What is it that makes a person a poor traveler? In my case, it's not that I am unusually poor sport or that I can't handle inconvenience. I can put up with any amount of petty annoyance around home. Erratic appliances, windows that won't open, doors that won't shut, bother me not a whit. But take me away from my familiar annoyances and present me with a new set, and I'm unglued.
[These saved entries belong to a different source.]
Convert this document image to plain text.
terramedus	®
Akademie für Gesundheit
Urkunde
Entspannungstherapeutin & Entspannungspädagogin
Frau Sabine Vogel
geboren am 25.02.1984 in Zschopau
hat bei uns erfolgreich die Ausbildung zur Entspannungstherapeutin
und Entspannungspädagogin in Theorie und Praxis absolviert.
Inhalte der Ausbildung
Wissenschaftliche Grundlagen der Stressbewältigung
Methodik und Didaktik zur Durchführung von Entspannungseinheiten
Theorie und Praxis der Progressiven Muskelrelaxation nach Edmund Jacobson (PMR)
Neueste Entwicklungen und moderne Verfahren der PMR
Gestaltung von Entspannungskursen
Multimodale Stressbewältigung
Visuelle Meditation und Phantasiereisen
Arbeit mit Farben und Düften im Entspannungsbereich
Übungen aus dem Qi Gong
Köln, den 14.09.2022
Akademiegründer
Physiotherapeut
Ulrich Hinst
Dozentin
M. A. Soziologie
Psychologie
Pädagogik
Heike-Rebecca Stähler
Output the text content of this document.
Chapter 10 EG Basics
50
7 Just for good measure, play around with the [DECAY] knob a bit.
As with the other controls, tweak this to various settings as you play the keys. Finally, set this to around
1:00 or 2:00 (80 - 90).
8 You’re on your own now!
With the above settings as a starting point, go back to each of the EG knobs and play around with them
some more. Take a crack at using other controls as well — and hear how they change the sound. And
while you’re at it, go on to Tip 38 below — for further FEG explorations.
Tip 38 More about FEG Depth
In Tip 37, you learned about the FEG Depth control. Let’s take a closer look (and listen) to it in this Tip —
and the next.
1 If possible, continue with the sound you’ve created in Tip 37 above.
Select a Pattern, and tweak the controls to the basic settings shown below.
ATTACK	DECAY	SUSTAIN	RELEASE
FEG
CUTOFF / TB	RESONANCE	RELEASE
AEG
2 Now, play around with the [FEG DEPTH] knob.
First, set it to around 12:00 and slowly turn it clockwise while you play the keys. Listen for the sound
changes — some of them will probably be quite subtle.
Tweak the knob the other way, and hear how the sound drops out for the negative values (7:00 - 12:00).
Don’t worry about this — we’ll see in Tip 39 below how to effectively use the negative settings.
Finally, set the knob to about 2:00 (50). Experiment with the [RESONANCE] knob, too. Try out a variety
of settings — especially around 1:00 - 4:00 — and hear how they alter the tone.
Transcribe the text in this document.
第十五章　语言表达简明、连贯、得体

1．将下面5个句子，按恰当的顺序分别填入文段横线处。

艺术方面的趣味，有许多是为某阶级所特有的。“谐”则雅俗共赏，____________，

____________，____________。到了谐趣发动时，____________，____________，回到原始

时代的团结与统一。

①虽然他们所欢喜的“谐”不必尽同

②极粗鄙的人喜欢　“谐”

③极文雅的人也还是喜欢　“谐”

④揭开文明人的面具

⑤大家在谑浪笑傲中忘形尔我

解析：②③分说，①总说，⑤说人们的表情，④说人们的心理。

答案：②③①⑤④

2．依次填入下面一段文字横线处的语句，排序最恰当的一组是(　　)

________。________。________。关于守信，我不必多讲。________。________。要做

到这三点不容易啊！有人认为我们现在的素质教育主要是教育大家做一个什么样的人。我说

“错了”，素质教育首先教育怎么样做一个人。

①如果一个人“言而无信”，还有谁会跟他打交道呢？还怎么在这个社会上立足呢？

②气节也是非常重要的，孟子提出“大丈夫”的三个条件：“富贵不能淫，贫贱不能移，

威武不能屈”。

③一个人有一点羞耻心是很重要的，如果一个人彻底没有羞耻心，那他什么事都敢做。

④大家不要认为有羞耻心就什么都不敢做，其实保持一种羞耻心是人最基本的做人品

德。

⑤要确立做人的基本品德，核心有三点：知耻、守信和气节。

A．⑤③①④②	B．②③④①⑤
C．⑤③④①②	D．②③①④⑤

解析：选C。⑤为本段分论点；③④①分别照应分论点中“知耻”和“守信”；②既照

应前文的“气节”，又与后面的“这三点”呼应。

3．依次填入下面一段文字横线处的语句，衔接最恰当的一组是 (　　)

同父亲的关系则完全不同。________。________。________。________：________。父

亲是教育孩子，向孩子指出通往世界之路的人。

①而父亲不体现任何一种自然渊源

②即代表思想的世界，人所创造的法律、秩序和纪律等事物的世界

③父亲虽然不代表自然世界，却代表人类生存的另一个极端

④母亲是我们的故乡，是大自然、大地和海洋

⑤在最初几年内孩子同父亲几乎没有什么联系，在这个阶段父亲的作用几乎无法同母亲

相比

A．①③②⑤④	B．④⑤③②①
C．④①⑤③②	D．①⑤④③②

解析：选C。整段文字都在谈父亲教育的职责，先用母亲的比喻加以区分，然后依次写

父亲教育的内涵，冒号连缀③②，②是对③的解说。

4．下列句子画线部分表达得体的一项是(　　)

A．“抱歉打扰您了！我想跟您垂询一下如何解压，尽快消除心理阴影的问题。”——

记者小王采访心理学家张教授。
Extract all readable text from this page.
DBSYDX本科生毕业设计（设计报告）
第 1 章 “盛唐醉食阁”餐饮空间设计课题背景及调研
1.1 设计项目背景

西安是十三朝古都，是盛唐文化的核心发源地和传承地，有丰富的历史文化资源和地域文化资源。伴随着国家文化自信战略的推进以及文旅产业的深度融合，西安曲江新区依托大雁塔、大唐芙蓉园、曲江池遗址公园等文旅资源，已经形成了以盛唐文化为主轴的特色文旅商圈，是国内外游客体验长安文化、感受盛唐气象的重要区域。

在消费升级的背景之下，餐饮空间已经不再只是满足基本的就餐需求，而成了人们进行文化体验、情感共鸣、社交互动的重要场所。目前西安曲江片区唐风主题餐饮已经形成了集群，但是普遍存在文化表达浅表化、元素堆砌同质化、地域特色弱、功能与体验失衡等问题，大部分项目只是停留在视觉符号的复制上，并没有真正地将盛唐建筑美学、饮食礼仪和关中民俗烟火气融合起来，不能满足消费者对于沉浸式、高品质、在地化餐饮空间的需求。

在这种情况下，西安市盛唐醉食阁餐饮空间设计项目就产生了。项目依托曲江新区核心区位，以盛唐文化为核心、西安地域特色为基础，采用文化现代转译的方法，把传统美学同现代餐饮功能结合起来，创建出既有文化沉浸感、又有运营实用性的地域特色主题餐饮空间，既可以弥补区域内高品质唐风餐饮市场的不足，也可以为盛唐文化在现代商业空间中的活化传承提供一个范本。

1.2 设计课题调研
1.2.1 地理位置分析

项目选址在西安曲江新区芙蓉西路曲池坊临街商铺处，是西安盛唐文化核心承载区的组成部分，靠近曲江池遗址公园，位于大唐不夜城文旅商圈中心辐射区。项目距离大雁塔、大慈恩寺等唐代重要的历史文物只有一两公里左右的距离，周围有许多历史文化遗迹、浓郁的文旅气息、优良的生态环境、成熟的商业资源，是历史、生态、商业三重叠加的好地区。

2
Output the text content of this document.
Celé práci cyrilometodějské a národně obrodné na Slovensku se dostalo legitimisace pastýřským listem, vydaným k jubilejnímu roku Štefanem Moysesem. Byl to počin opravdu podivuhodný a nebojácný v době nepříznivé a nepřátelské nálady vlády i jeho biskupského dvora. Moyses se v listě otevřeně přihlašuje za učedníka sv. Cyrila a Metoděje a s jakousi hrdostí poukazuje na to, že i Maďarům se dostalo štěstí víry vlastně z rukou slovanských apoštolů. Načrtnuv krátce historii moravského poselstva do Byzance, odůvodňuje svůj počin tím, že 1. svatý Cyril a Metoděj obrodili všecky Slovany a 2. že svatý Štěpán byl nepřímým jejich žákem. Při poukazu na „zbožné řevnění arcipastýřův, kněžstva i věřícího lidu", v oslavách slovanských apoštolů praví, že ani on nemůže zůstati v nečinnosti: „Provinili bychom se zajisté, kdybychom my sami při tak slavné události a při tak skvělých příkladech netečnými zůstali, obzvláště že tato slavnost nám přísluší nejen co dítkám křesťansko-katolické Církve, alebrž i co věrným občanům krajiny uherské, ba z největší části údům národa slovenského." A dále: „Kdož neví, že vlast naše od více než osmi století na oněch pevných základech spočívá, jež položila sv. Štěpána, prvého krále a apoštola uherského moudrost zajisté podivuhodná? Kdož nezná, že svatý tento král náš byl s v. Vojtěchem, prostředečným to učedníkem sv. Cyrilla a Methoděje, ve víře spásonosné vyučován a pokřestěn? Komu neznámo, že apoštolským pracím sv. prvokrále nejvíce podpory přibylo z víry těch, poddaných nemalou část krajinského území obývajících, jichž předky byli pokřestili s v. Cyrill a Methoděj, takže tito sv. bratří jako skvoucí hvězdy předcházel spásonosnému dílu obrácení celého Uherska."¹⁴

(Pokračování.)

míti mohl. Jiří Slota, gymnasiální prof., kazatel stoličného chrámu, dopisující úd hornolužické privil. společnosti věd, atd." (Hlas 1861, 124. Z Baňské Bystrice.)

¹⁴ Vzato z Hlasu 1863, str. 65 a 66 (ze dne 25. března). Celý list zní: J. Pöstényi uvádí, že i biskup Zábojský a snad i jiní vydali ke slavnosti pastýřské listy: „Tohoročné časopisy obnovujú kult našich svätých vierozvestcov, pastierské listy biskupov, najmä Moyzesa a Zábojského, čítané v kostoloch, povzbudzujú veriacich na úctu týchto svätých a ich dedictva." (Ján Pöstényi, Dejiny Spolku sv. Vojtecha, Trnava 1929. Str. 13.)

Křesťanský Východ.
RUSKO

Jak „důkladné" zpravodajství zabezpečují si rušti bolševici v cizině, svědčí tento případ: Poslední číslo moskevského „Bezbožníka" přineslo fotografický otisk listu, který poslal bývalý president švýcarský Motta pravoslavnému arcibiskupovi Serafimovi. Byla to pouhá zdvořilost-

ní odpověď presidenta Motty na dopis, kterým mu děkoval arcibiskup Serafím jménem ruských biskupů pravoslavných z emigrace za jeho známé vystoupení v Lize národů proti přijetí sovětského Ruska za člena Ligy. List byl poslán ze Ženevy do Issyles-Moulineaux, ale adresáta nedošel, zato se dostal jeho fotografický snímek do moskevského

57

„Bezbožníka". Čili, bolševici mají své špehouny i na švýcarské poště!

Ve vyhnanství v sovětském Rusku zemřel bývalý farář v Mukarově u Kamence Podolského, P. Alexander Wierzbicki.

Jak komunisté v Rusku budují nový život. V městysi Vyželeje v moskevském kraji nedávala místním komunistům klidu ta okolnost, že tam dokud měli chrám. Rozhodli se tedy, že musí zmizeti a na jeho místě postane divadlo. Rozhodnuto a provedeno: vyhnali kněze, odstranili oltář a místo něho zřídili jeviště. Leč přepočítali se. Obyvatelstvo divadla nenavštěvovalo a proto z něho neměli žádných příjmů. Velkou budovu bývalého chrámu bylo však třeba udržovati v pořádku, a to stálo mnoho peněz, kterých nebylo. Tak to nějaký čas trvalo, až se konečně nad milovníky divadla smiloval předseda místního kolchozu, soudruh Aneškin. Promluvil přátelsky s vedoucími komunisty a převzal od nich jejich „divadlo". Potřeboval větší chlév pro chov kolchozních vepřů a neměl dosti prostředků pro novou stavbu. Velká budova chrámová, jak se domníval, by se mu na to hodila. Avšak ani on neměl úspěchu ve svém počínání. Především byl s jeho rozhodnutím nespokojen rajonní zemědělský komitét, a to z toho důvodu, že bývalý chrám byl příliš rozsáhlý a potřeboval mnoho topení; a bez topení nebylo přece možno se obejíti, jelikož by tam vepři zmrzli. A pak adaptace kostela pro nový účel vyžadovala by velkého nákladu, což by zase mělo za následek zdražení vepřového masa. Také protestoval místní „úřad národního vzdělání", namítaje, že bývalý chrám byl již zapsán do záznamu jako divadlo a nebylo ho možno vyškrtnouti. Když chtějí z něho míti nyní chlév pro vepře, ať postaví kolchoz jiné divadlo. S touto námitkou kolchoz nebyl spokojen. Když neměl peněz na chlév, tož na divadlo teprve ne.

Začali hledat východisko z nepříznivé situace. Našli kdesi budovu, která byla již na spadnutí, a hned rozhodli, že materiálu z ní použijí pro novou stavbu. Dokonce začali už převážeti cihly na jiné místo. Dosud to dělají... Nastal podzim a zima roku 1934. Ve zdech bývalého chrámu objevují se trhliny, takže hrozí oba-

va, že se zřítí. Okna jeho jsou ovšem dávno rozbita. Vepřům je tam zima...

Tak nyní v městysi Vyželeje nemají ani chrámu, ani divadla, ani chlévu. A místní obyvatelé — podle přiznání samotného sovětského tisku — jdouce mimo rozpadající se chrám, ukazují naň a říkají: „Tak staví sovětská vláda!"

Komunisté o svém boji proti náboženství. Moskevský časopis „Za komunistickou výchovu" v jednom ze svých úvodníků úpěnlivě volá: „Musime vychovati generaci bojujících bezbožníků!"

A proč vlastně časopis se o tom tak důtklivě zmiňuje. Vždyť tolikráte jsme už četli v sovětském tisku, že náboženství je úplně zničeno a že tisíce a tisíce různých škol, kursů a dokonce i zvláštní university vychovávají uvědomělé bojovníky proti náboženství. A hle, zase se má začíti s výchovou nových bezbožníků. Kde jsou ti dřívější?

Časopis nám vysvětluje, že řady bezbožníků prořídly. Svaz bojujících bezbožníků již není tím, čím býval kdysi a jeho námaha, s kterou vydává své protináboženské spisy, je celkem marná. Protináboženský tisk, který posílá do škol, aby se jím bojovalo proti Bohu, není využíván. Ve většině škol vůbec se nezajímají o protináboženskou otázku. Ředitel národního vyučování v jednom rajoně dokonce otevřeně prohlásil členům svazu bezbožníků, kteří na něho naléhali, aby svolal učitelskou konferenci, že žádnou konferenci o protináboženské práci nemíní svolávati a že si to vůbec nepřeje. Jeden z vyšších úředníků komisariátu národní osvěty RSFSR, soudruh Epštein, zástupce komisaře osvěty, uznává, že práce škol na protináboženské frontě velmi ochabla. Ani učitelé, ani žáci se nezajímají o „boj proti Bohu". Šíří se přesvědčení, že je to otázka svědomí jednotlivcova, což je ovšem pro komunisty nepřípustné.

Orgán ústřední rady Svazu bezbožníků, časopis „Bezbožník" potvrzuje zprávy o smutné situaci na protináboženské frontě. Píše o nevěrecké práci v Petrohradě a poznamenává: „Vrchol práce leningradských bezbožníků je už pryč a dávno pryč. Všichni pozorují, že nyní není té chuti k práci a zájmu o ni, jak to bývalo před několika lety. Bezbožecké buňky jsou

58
It's not that I don't do my howework before venturing out -- I read guidebooks and consult with friends -- yet, even so, 90 percent of the time that quaint little inn at the end of 10 miles of bad road has gone out of business just before my arrival. The case of the four-star eatery is a bit more mysterious. Was it that the chef became suddenly indisposed the night we were there and the guy from the local fast foods franchise was filling in? Could it be that the guidebook writer is afflicted with Styrofoam taste buds, or worse yet, that he allowed his judgment to be swayed by the waitresses dressed as 19 th-century wenches?

Actually, my chief frustration with travel is that one is a bystander in the life of a place visited. Everyone else is going about his useful everyday life, and I left mine at home! And worse yet, hidden behind those inscrutable faces are secrets that I, in my brief stay, will probably never discover. Theym know where to go to buy a decent piece of cheese and where the good bakery is. And they, lucky folk, probably have their own stoves to cook upon, whose every chip and bit of grease is as familiar to them as the backs of their hands. (Not that I'm on such good terms with my household's grease when I'm home, but I grow quite nostalgic about such things when I'm away.)

Upon return to my own turf after a trip, I am prone to experiences of a quasi-religious nature in the supermarket, wherein I realize with a flash of insight that I can fix anything, anythingm for dinner. Tears in my eyes, lump in my throat, I wander up and down the aisles: No more congealed coleslaw! Good-bye to the ubiquitous rice pilaf!

Now that I have admitted to this strange flaw in my character, perhaps one or two of my soulmates cowering, as I have done, in the fear that someday unhappy circumstances might cause them to have leisure and money at the same time -- can face the pressure of their peers who might otherwise force them to travel. To those few I say, be bold and resolute: Tell them that you'd reallym rather tend your garden. Adventures do, after all, make one late for dinner.